After semi-retiring from the business, a chance run-in with producer and manager Jack Rowlins led to Gurnee taking over directorial duties for the soon-to-be-cancelled daytime talk show, The David Letterman Show on NBC. This began a long personal and professional relationship with David Letterman, and when just a year after the daytime series ended and Letterman was given Late Night to follow The Tonight Show, Gurnee was hired to direct. Gurnee, along with Letterman, was instrumental in setting the show in New York instead of Los Angeles, where it remained its entire run. In 1992 when David Letterman was passed over for The Tonight Show job after Johnny Carson ended his 30-year tenure, Gurnee moved to CBS with the host to direct and produce his new, and still-running, Late Show with David Letterman, where he continued to film out of New York.

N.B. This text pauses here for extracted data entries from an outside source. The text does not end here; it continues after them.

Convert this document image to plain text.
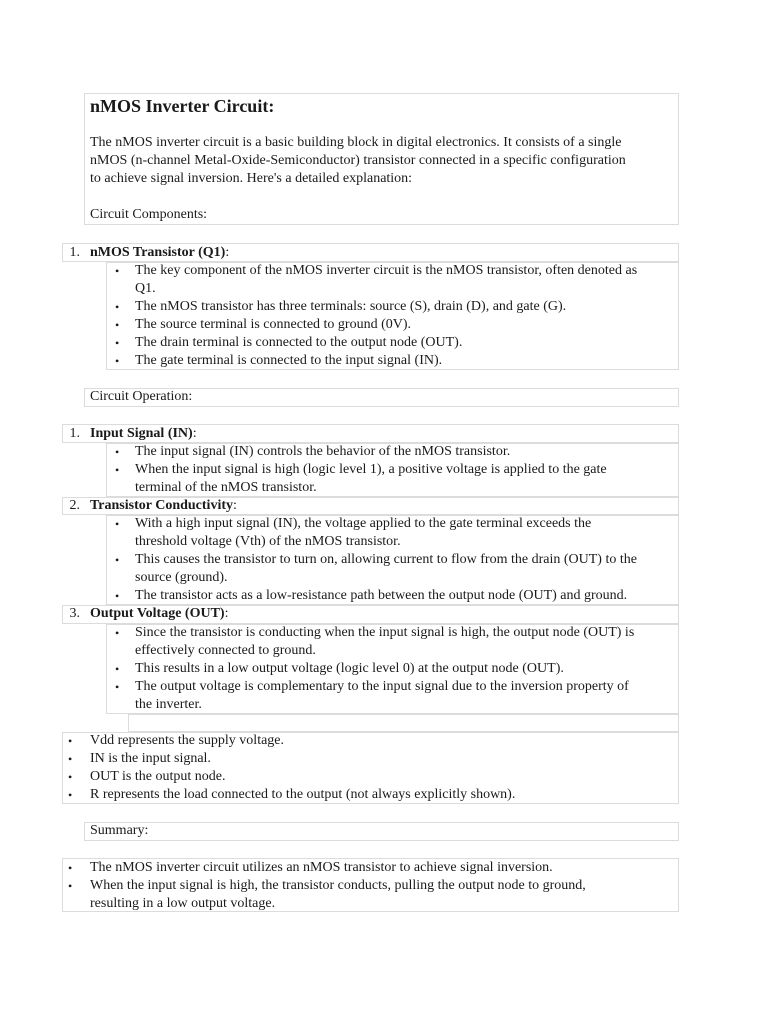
nMOS Inverter Circuit:
The nMOS inverter circuit is a basic building block in digital electronics. It consists of a single
nMOS (n-channel Metal-Oxide-Semiconductor) transistor connected in a specific configuration
to achieve signal inversion. Here's a detailed explanation:
Circuit Components:
1. nMOS Transistor (Q1):
• The key component of the nMOS inverter circuit is the nMOS transistor, often denoted as
Q1.
• The nMOS transistor has three terminals: source (S), drain (D), and gate (G).
• The source terminal is connected to ground (0V).
• The drain terminal is connected to the output node (OUT).
• The gate terminal is connected to the input signal (IN).
Circuit Operation:
1. Input Signal (IN):
• The input signal (IN) controls the behavior of the nMOS transistor.
• When the input signal is high (logic level 1), a positive voltage is applied to the gate
terminal of the nMOS transistor.
2. Transistor Conductivity:
• With a high input signal (IN), the voltage applied to the gate terminal exceeds the
threshold voltage (Vth) of the nMOS transistor.
• This causes the transistor to turn on, allowing current to flow from the drain (OUT) to the
source (ground).
• The transistor acts as a low-resistance path between the output node (OUT) and ground.
3. Output Voltage (OUT):
• Since the transistor is conducting when the input signal is high, the output node (OUT) is
effectively connected to ground.
• This results in a low output voltage (logic level 0) at the output node (OUT).
• The output voltage is complementary to the input signal due to the inversion property of
the inverter.
• Vdd represents the supply voltage.
• IN is the input signal.
• OUT is the output node.
• R represents the load connected to the output (not always explicitly shown).
Summary:
• The nMOS inverter circuit utilizes an nMOS transistor to achieve signal inversion.
• When the input signal is high, the transistor conducts, pulling the output node to ground,
resulting in a low output voltage.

Despite again semi-retiring in 1995, Gurnee returned to television to direct The Man Show in 1999.
For his directorial efforts Gurnee was nominated for nine DGA Awards; six for Late Night With David Letterman (1988-93) and three for Late Show with David Letterman (1994-96). He was also nominated for 12 Primetime Emmy Awards, all for his shows with David Letterman, winning twice, for directing Late Night in 1991, and producing Late Show in 1994.